Pub Date: June 12th, 2007
ISBN: 978-1-4000-6222-5
Publisher: Random House

The author of the remarkably fine The Laments (2004) returns with another deceptively modest but deeply satisfying story of an intelligent and prickly family and the difficulty of love.

Tom Bedlam was born in the age of Dickens and survived well into the age of Galsworthy, and there are nods to both those greats in this tale of a bright lad in dreadful circumstances. Living with his very odd mother, who adheres to Christian principles despite mean surroundings, Tom faces a bleak future.
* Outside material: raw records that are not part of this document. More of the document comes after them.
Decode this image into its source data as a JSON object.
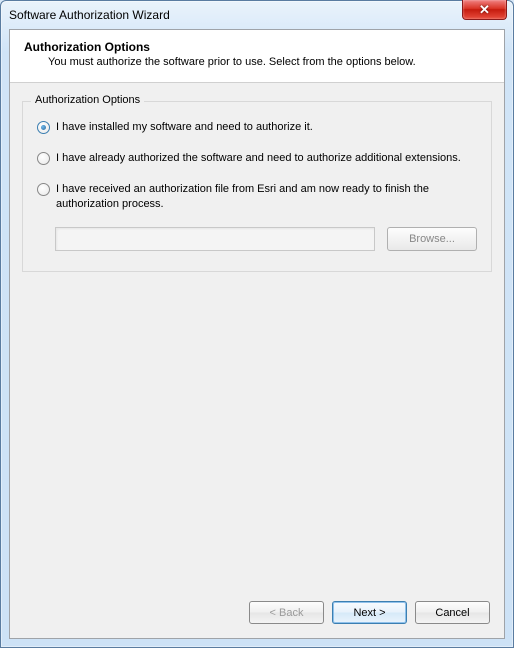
{
  "window": {
    "title": "Software Authorization Wizard"
  },
  "header": {
    "title": "Authorization Options",
    "subtitle": "You must authorize the software prior to use. Select from the options below."
  },
  "group": {
    "legend": "Authorization Options",
    "options": [
      {
        "label": "I have installed my software and need to authorize it.",
        "checked": true
      },
      {
        "label": "I have already authorized the software and need to authorize additional extensions.",
        "checked": false
      },
      {
        "label": "I have received an authorization file from Esri and am now ready to finish the authorization process.",
        "checked": false
      }
    ],
    "file_path": "",
    "browse_label": "Browse..."
  },
  "footer": {
    "back_label": "< Back",
    "next_label": "Next >",
    "cancel_label": "Cancel"
  }
}
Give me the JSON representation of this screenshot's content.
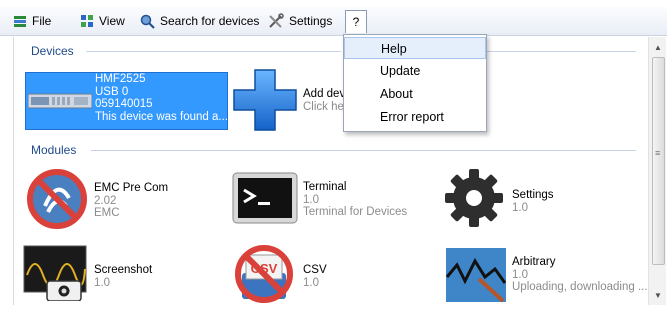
{
  "menu": {
    "file_label": "File",
    "view_label": "View",
    "search_label": "Search for devices",
    "settings_label": "Settings",
    "help_label": "?"
  },
  "dropdown": {
    "items": [
      "Help",
      "Update",
      "About",
      "Error report"
    ],
    "highlighted": "Help"
  },
  "devices": {
    "title": "Devices",
    "device": {
      "name": "HMF2525",
      "port": "USB 0",
      "serial": "059140015",
      "note": "This device was found a..."
    },
    "add": {
      "title": "Add dev",
      "subtitle": "Click he"
    }
  },
  "modules": {
    "title": "Modules",
    "items": [
      {
        "name": "EMC Pre Com",
        "version": "2.02",
        "desc": "EMC",
        "icon": "emc-prohibited-icon"
      },
      {
        "name": "Terminal",
        "version": "1.0",
        "desc": "Terminal for Devices",
        "icon": "terminal-icon"
      },
      {
        "name": "Settings",
        "version": "1.0",
        "desc": "",
        "icon": "gear-icon"
      },
      {
        "name": "Screenshot",
        "version": "1.0",
        "desc": "",
        "icon": "screenshot-icon"
      },
      {
        "name": "CSV",
        "version": "1.0",
        "desc": "",
        "icon": "csv-prohibited-icon"
      },
      {
        "name": "Arbitrary",
        "version": "1.0",
        "desc": "Uploading, downloading ...",
        "icon": "arbitrary-waveform-icon"
      }
    ]
  },
  "colors": {
    "selection": "#3399ff",
    "section_title": "#1e4a8a",
    "menu_highlight": "#e5effb"
  }
}
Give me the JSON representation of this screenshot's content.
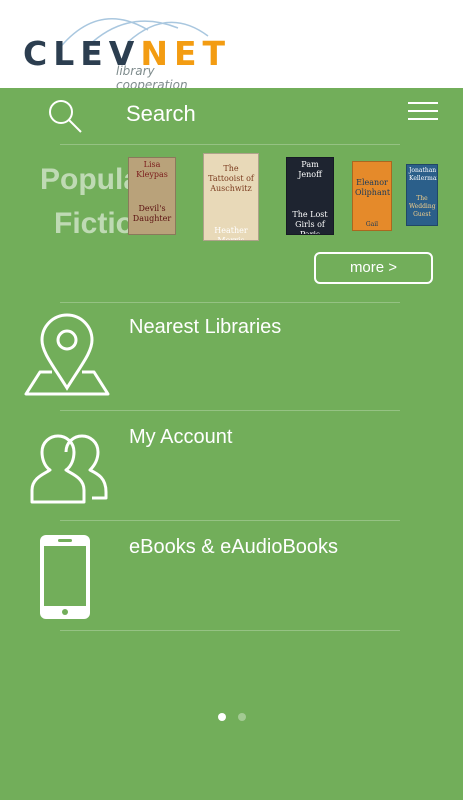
{
  "header": {
    "logo_word_dark": "CLEV",
    "logo_word_orange": "NET",
    "logo_subtitle": "library cooperation"
  },
  "search": {
    "label": "Search"
  },
  "carousel": {
    "title_line1": "Popular",
    "title_line2": "Fiction",
    "more_label": "more >",
    "books": [
      {
        "title": "Devil's Daughter",
        "author": "Lisa Kleypas",
        "color": "#b9a27a"
      },
      {
        "title": "The Tattooist of Auschwitz",
        "author": "Heather Morris",
        "color": "#e8d9b8"
      },
      {
        "title": "The Lost Girls of Paris",
        "author": "Pam Jenoff",
        "color": "#1e2430"
      },
      {
        "title": "Eleanor Oliphant",
        "author": "Gail Honeyman",
        "color": "#e58a2a"
      },
      {
        "title": "The Wedding Guest",
        "author": "Jonathan Kellerman",
        "color": "#2b5f8a"
      }
    ]
  },
  "menu": {
    "items": [
      {
        "label": "Nearest Libraries",
        "icon": "map-pin-icon"
      },
      {
        "label": "My Account",
        "icon": "users-icon"
      },
      {
        "label": "eBooks & eAudioBooks",
        "icon": "phone-icon"
      }
    ]
  },
  "pager": {
    "pages": 2,
    "active": 1
  },
  "colors": {
    "background": "#72ae5a",
    "accent": "#f39c12",
    "logo_dark": "#2c3e50"
  }
}
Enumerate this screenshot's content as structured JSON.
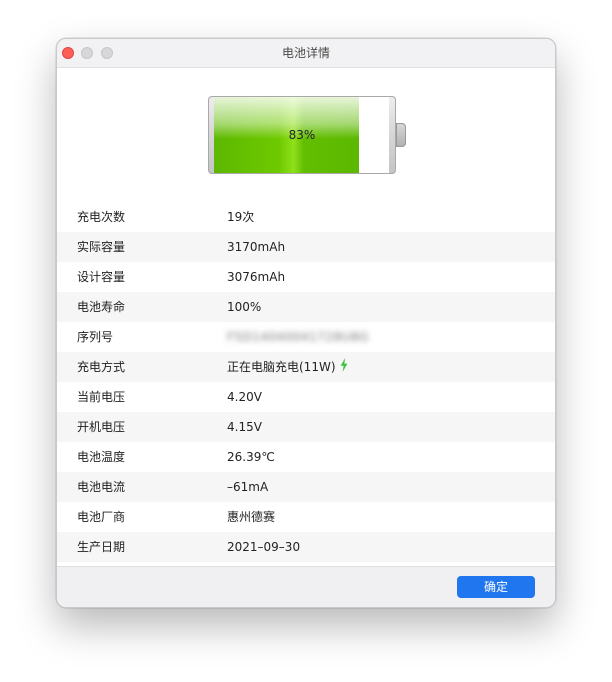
{
  "window": {
    "title": "电池详情"
  },
  "battery": {
    "level_percent": 83,
    "level_label": "83%",
    "fill_color": "#5cb800"
  },
  "details": [
    {
      "label": "充电次数",
      "value": "19次"
    },
    {
      "label": "实际容量",
      "value": "3170mAh"
    },
    {
      "label": "设计容量",
      "value": "3076mAh"
    },
    {
      "label": "电池寿命",
      "value": "100%"
    },
    {
      "label": "序列号",
      "value": "F5D14040041728U8G",
      "obscured": true
    },
    {
      "label": "充电方式",
      "value": "正在电脑充电(11W)",
      "icon": "lightning-bolt-icon"
    },
    {
      "label": "当前电压",
      "value": "4.20V"
    },
    {
      "label": "开机电压",
      "value": "4.15V"
    },
    {
      "label": "电池温度",
      "value": "26.39℃"
    },
    {
      "label": "电池电流",
      "value": "–61mA"
    },
    {
      "label": "电池厂商",
      "value": "惠州德赛"
    },
    {
      "label": "生产日期",
      "value": "2021–09–30"
    }
  ],
  "footer": {
    "ok_label": "确定"
  },
  "colors": {
    "accent": "#1f76ee",
    "close": "#fe5f57",
    "bolt": "#3cc33c"
  }
}
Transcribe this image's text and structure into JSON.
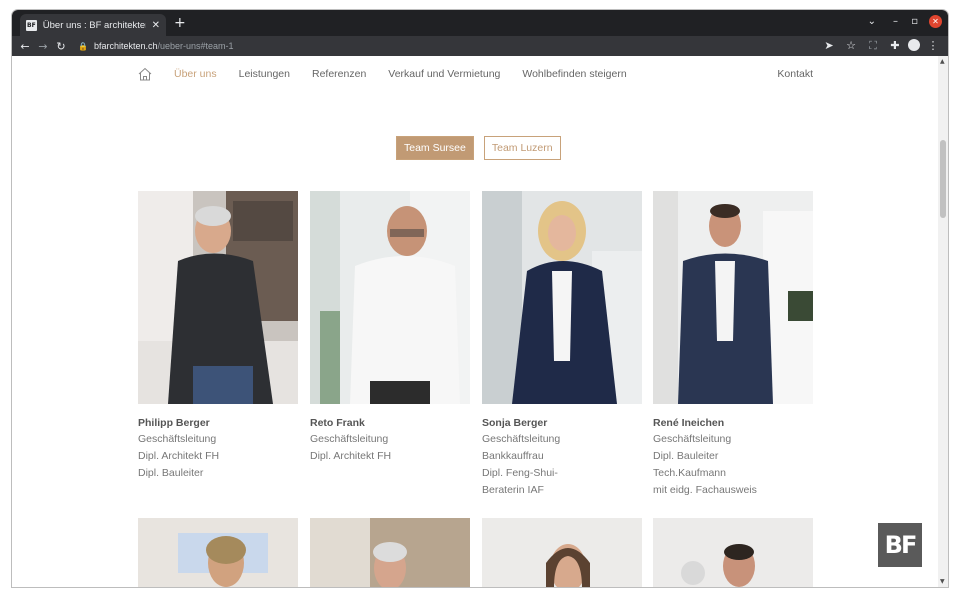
{
  "browser": {
    "tab_title": "Über uns : BF architekten",
    "tab_favicon": "BF",
    "url_domain": "bfarchitekten.ch",
    "url_path": "/ueber-uns#team-1"
  },
  "nav": {
    "items": [
      "Über uns",
      "Leistungen",
      "Referenzen",
      "Verkauf und Vermietung",
      "Wohlbefinden steigern"
    ],
    "contact": "Kontakt"
  },
  "team_tabs": [
    "Team Sursee",
    "Team Luzern"
  ],
  "team": [
    {
      "name": "Philipp Berger",
      "roles": [
        "Geschäftsleitung",
        "Dipl. Architekt FH",
        "Dipl. Bauleiter"
      ]
    },
    {
      "name": "Reto Frank",
      "roles": [
        "Geschäftsleitung",
        "Dipl. Architekt FH"
      ]
    },
    {
      "name": "Sonja Berger",
      "roles": [
        "Geschäftsleitung",
        "Bankkauffrau",
        "Dipl. Feng-Shui-",
        "Beraterin IAF"
      ]
    },
    {
      "name": "René Ineichen",
      "roles": [
        "Geschäftsleitung",
        "Dipl. Bauleiter",
        "Tech.Kaufmann",
        "mit eidg. Fachausweis"
      ]
    }
  ],
  "logo_text": "BF",
  "colors": {
    "accent": "#c19a74",
    "text": "#666666",
    "chrome_dark": "#202124"
  }
}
Mr. Bedlam disappeared shortly after his birth, leaving Emily Bedlam to raise the child in a tenement while she paints china in a dreadful factory in their Vauxhall neighborhood, saving pennies for Tom’s education. Life gets worse when his awful mountebank of a father returns and steals his wife’s savings. Tom has to take on the brutal job of stoking the furnaces that fire the pottery, and he fancies himself happy enough. There is, after all, the opportunity to explore the topography of his lavishly built coworker Sissy, even as he ignores the love of Audrey, one of the daughters of the large rackety Limpkin family across the landing. Then Emily’s sanity and health fail, bringing both her estranged husband and estranged father, a wealthy brewer, to her deathbed. The brewer sends Tom off to school, where he acquires manners and a start on the path to a career in medicine. At the school he is the only witness to the murder of a much-bullied friend. The murderer, in the best Dickensian tradition, will turn up later, wealthy and important. Tom, with support from the father of the murderer, becomes a doctor and a gentleman. Desperate to be the father he never had, he elopes with one of two equally loving sisters to South Africa and becomes a family man whose three daughters and one fey son draw him back to England and the terrors of the Great War.

Like the Forsytes saga, worth continuing for four or five more volumes.